Moore: I think that's the case. And it'll snap back with fewer participants. If you look at the number of people selling advertising on the Web today compared to a year ago, there's been the reduction of 7,000 salespeople -- 7,000 people that were selling ads on the Web last year are not selling ads on the Web today. So there are going to be fewer competitors and those that are left standing after the smoke clears are going to have a much larger market opportunity.

TSC: There are also fewer places to put those ads. How does the closing of all the dot-coms affect the business?

Moore: Well, that creates demand for supply. So overall the shakeout is going to be healthy. Look, the first cable networks started in 1979 -- ESPN, Turner and HBO, of course, which didn't take ads. In fact, HBO started in 1975. But nevertheless, it took eight to nine years before cable was integrated into the media plan. It wasn't until 1987, when ESPN got the America's Cup -- something that you couldn't get anywhere else, and then the next year it got NFL football and so did WTBS, or TNT. And that was when these networks started coming into their own.

But prior to those periods of time, selling advertising on cable was like selling vacuum cleaners door-to-door and people were always giving you reasons why they didn't want to buy these miniscule audiences. And I think the Web is going through this exact same period of time. The big difference is that we went through this time of exaggerated growth where we had 2,000 to 3,000 new product launches, which were launches of all these new Web sites. And new product launches always come with a lot of money behind them, whether its Pepsi launching a new product or IBM -- they spend more money.

So here from 1998 to let's call it the first quarter of 2000, you had all these dot-coms, which were new product launches, that created an artificial demand for Internet advertising and as a result, created a lot more revenue than you would have ordinarily seen if it was just a new medium growing in the same way that cable did back then.

TSC: And with so many launches, they glutted the market with too many products that consumers couldn't differentiate between.

Moore: And if advertising on the Super Bowl really created such a return on investment, then all those 38 dot-coms that advertised on the Super Bowl in the first quarter of 2000 would still be alive and well.

TSC: Looking at the Web from a metrics standpoint, you have millions and millions of people going to Yahoo!, AOL and other sites, but it seems like if those were daily newspapers, the ad rates would be higher. But on the Web, it's different. Is there a stigma attached to advertising on the Web?

Moore: Yes, I think part of it is that the banner ad just intuitively looks too small to some folks.
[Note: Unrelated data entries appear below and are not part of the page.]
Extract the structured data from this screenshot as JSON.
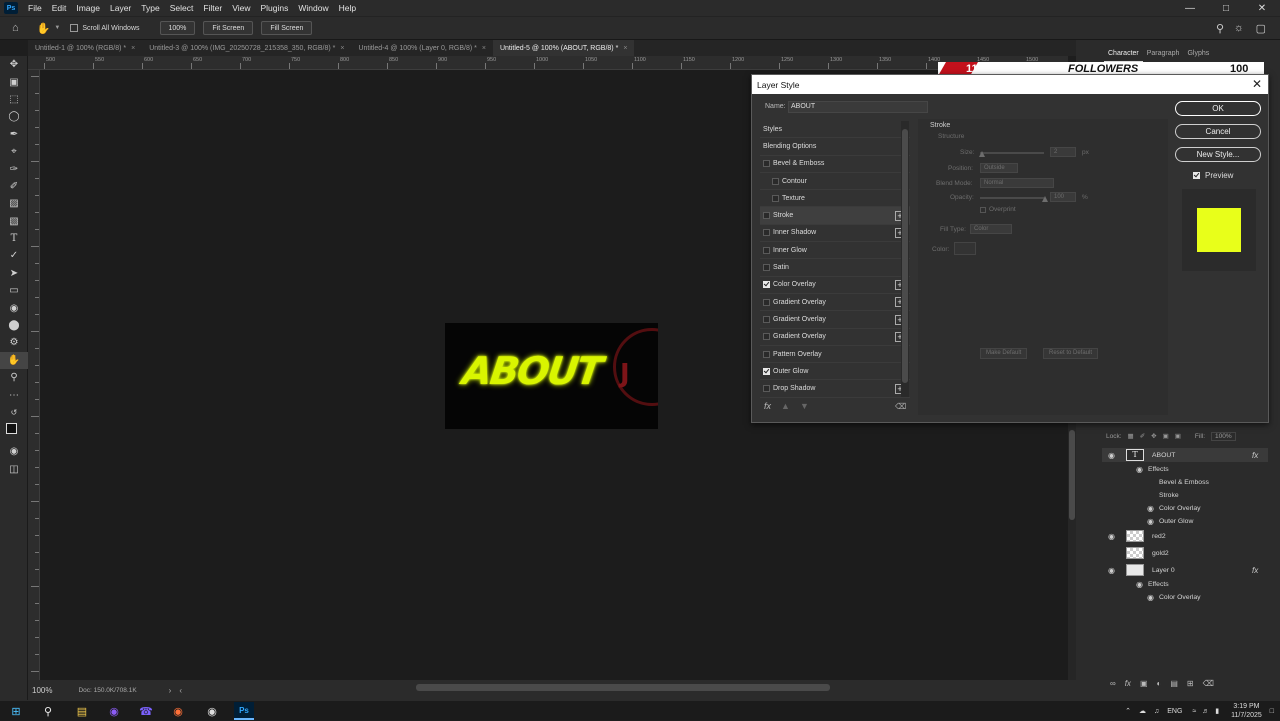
{
  "menubar": {
    "app_icon": "Ps",
    "items": [
      "File",
      "Edit",
      "Image",
      "Layer",
      "Type",
      "Select",
      "Filter",
      "View",
      "Plugins",
      "Window",
      "Help"
    ]
  },
  "options": {
    "scroll_all_label": "Scroll All Windows",
    "zoom_btn": "100%",
    "fit_screen_btn": "Fit Screen",
    "fill_screen_btn": "Fill Screen"
  },
  "tabs": [
    {
      "label": "Untitled-1 @ 100% (RGB/8) *"
    },
    {
      "label": "Untitled-3 @ 100% (IMG_20250728_215358_350, RGB/8) *"
    },
    {
      "label": "Untitled-4 @ 100% (Layer 0, RGB/8) *"
    },
    {
      "label": "Untitled-5 @ 100% (ABOUT, RGB/8) *"
    }
  ],
  "ruler_ticks": [
    "500",
    "550",
    "600",
    "650",
    "700",
    "750",
    "800",
    "850",
    "900",
    "950",
    "1000",
    "1050",
    "1100",
    "1150",
    "1200",
    "1250",
    "1300",
    "1350",
    "1400",
    "1450",
    "1500"
  ],
  "artwork": {
    "main_text": "ABOUT",
    "logo_letter": "J",
    "text_color": "#d9f500"
  },
  "right_panel": {
    "tabs": [
      "Character",
      "Paragraph",
      "Glyphs"
    ],
    "banner_left": "11",
    "banner_mid": "FOLLOWERS",
    "banner_right": "100"
  },
  "layer_style": {
    "title": "Layer Style",
    "name_label": "Name:",
    "name_value": "ABOUT",
    "styles": [
      {
        "label": "Styles",
        "kind": "header"
      },
      {
        "label": "Blending Options",
        "kind": "header"
      },
      {
        "label": "Bevel & Emboss",
        "checked": false,
        "plus": false
      },
      {
        "label": "Contour",
        "checked": false,
        "plus": false,
        "sub": true
      },
      {
        "label": "Texture",
        "checked": false,
        "plus": false,
        "sub": true
      },
      {
        "label": "Stroke",
        "checked": false,
        "plus": true,
        "selected": true
      },
      {
        "label": "Inner Shadow",
        "checked": false,
        "plus": true
      },
      {
        "label": "Inner Glow",
        "checked": false,
        "plus": false
      },
      {
        "label": "Satin",
        "checked": false,
        "plus": false
      },
      {
        "label": "Color Overlay",
        "checked": true,
        "plus": true
      },
      {
        "label": "Gradient Overlay",
        "checked": false,
        "plus": true
      },
      {
        "label": "Gradient Overlay",
        "checked": false,
        "plus": true
      },
      {
        "label": "Gradient Overlay",
        "checked": false,
        "plus": true
      },
      {
        "label": "Pattern Overlay",
        "checked": false,
        "plus": false
      },
      {
        "label": "Outer Glow",
        "checked": true,
        "plus": false
      },
      {
        "label": "Drop Shadow",
        "checked": false,
        "plus": true
      }
    ],
    "stroke": {
      "title": "Stroke",
      "structure": "Structure",
      "size_label": "Size:",
      "size_value": "2",
      "size_unit": "px",
      "position_label": "Position:",
      "position_value": "Outside",
      "blend_label": "Blend Mode:",
      "blend_value": "Normal",
      "opacity_label": "Opacity:",
      "opacity_value": "100",
      "opacity_unit": "%",
      "overprint": "Overprint",
      "fill_type_label": "Fill Type:",
      "fill_type_value": "Color",
      "color_label": "Color:",
      "make_default": "Make Default",
      "reset_default": "Reset to Default"
    },
    "buttons": {
      "ok": "OK",
      "cancel": "Cancel",
      "new_style": "New Style...",
      "preview": "Preview"
    },
    "preview_color": "#e8ff1a"
  },
  "layers": {
    "lock_label": "Lock:",
    "fill_label": "Fill:",
    "fill_value": "100%",
    "rows": [
      {
        "name": "ABOUT",
        "type": "text",
        "eye": true,
        "fx": true
      },
      {
        "name": "Effects",
        "type": "effects-header"
      },
      {
        "name": "Bevel & Emboss",
        "type": "effect",
        "eye": false
      },
      {
        "name": "Stroke",
        "type": "effect",
        "eye": false
      },
      {
        "name": "Color Overlay",
        "type": "effect",
        "eye": true
      },
      {
        "name": "Outer Glow",
        "type": "effect",
        "eye": true
      },
      {
        "name": "red2",
        "type": "smart",
        "eye": true
      },
      {
        "name": "gold2",
        "type": "smart",
        "eye": false
      },
      {
        "name": "Layer 0",
        "type": "white",
        "eye": true,
        "fx": true
      },
      {
        "name": "Effects",
        "type": "effects-header"
      },
      {
        "name": "Color Overlay",
        "type": "effect",
        "eye": true
      }
    ]
  },
  "status": {
    "zoom": "100%",
    "doc": "Doc: 150.0K/708.1K"
  },
  "taskbar": {
    "lang": "ENG",
    "time": "3:19 PM",
    "date": "11/7/2025"
  }
}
Because direct marketers came in and seized control of the medium early on, which is par for the course -- they did the same as this in the cable business, too -- people looked at it as a transactional medium. I also think that because the Web is destined to become the most powerful advertising medium heretofore seen, that the expectations were that it would be that overnight. And it takes a while to get there, and as a result it's not meeting the expectations today, creating the stigma that you were talking about.

TSC: Where do you see the Web in five years from an advertising perspective?

Moore: We have all the metrics we need to show how the Web integrates into the overall media mix of an advertiser. I think we've got the metrics we can use to prove that the Web provides a very cost-efficient and, in many ways, effective way for an advertiser to reach their key customers. I think we have an advertising community that integrates the Web into every single marketing plan that they develop.

TSC: So you'd say the Web isn't dead. Then what is the Web right now?

Moore: Today it is still a very effective way for an advertiser to communicate with the audience that is most likely to purchase their products. You say we're in a down cycle, yes, [since] you don't have the dot-com spending like you did before and those advertisers that are spending are getting prices like they've never seen before. But I could argue, based on the [low] prices they're getting today, that there's no better way to market a product more efficiently and effectively than to buy an advertising schedule on the Web.